The Staunchness of a Leader is His Resistance to a Series of Blows
You must be able to stand in an evil day. An evil day is a day when you receive a series of blows. After a leader receives a series of blows, will he still be standing? Do you have staunchness? Can you resist a series of blows? A series of blows is different from a single blow.
Your depth and latitude are what are tested in an evil day. How deep are you? How wide are you? How substantial are you? It is a series of blows that differentiates the boys from the men.
Wherefore take unto you the whole armour of God, that ye may be able to withstand in the evil day, and having done all, to stand.
John Wesley continued his preaching and pastoral duties, almost without pausing. He refused to change his preaching and his ministry in spite of the blows he was receiving in his life. John Wesley said, “I cannot understand how a Methodist preacher could answer to God to preach one sermon or travel one day less in a married than in a single state.” A Series of Blows John Wesley's wife complains: Molly complained about her husband's lack of sensitivity to her needs. Molly was starting to feel paranoid. She tried travelling with her husband on the roads. England's roads were not easy to travel; especially the way John Wesley travelled them. After a meeting, while John would exult about spiritual blessings, Molly would complain about the hard beds, the itchy blankets that were too small, and the bed bugs.
John Wesley's wife physically attacks him: According to one of Methodism's travelling preachers, he saw Molly trailing John Wesley by the hair of his head. She had plucked up some of his locks by the roots!
John Wesley's wife accuses him: John Wesley naively encouraged Molly to open any letters that came to their home, when he was travelling. This kick-started another tantrum because John's counselling of women through letters did not change after his marriage. Molly started to imagine the worst. In a particular letter to a woman named Sarah, John Wesley had told his problems with Molly. Molly misunderstood the language John had used in the letter.
John Wesley's wife attacks church members: In a public meeting, John Wesley's wife pointed to this lady called Sarah and called her a “whore.” John Wesley's wife tries to destroy John Wesley's reputation: John Wesley's wife gave some of Sarah's letters to John Wesley to the London newspapers to publish. John responded by listing ten major complaints against Molly.
John Wesley's wife became an evil presence in his house: John Wesley said he could not pray with his wife because he felt that she was daily watching to do him hurt.
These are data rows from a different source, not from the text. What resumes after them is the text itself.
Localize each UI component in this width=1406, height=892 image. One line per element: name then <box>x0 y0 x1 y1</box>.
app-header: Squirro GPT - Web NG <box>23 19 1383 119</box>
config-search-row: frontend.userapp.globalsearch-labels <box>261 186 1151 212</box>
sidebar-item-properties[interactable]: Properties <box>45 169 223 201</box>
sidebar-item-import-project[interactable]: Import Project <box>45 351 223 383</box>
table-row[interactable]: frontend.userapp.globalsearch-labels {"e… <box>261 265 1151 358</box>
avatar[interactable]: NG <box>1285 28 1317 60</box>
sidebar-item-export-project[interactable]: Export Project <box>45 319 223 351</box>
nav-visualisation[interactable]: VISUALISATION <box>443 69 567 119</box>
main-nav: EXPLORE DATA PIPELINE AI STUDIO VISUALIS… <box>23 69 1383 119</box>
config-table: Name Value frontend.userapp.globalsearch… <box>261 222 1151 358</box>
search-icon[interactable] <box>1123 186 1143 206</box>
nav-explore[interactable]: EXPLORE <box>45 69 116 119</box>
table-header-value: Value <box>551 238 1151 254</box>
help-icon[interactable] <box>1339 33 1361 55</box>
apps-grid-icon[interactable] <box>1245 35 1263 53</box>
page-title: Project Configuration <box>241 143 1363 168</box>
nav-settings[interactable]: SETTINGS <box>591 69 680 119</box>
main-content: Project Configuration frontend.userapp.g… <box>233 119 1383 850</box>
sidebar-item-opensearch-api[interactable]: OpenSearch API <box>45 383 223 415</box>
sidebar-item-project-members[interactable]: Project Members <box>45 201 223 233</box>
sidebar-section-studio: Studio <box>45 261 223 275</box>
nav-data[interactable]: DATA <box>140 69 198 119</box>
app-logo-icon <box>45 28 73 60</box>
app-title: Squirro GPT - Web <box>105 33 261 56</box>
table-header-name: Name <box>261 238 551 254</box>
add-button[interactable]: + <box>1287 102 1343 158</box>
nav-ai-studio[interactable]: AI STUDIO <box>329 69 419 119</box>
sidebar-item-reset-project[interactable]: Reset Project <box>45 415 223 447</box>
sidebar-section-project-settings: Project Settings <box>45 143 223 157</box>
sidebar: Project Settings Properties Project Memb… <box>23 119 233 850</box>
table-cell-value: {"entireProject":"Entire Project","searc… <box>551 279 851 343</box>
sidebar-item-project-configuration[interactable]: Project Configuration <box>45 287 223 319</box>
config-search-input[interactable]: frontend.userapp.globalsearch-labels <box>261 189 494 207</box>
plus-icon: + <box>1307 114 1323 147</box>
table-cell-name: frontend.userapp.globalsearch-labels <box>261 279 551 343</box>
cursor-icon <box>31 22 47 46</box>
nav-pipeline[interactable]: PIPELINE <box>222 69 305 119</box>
John Wesley's wife became stubborn and unyielding: Do not forget that stubbornness is the same as witchcraft. If you are married to a stubborn person you are married to a witch.
For rebellion is as the sin of witchcraft, and stubbornness is as iniquity and idolatry. Because thou hast rejected the word of the LORD, he hath also rejected thee from being king.
-1 Samuel 15: 23
Molly knew that she was not the wife she ought to be for John, but did not want all the blame for their unhappy marriage. John could persuade most women to do right, but he was unable to change Molly. In spite of the series of blows that John Wesley experienced in his marriage, he staunchly pressed on and did the work of God. He set aside his sexual needs and his needs for comfort and pressed on to lay the foundation for the Methodist church.
The summary of the blows to John Wesley through marriage is that John Wesley and his wife, Mary Vazeille were married in 1751, but stopped living together after seven years. They were reconciled for a short period in the 1770s, and then again separated from each other. On their 20th anniversary, Molly walked out and a year later she came back on her own. When he was 73 and she was 67 they separated for the last time. From the beginning till the end, she always felt that people were placing John on a pedestal and her in the gutter. John wrote, “The water is spilt. It cannot be gathered up again.” Two years later, he wrote his last letter to his wife that was a bitter note: “If you were to live a thousand years, you could not undo the mischief you have done.”
People like John Wesley experienced a series of blows in their lives and yet were able to persist with the ministry of preaching, teaching and building the great Methodist Church. Ask yourself: Do I have staunchness? What is my resistance to a series of blows? Your ministry may experience a series of blows and your ability to withstand them is called staunchness.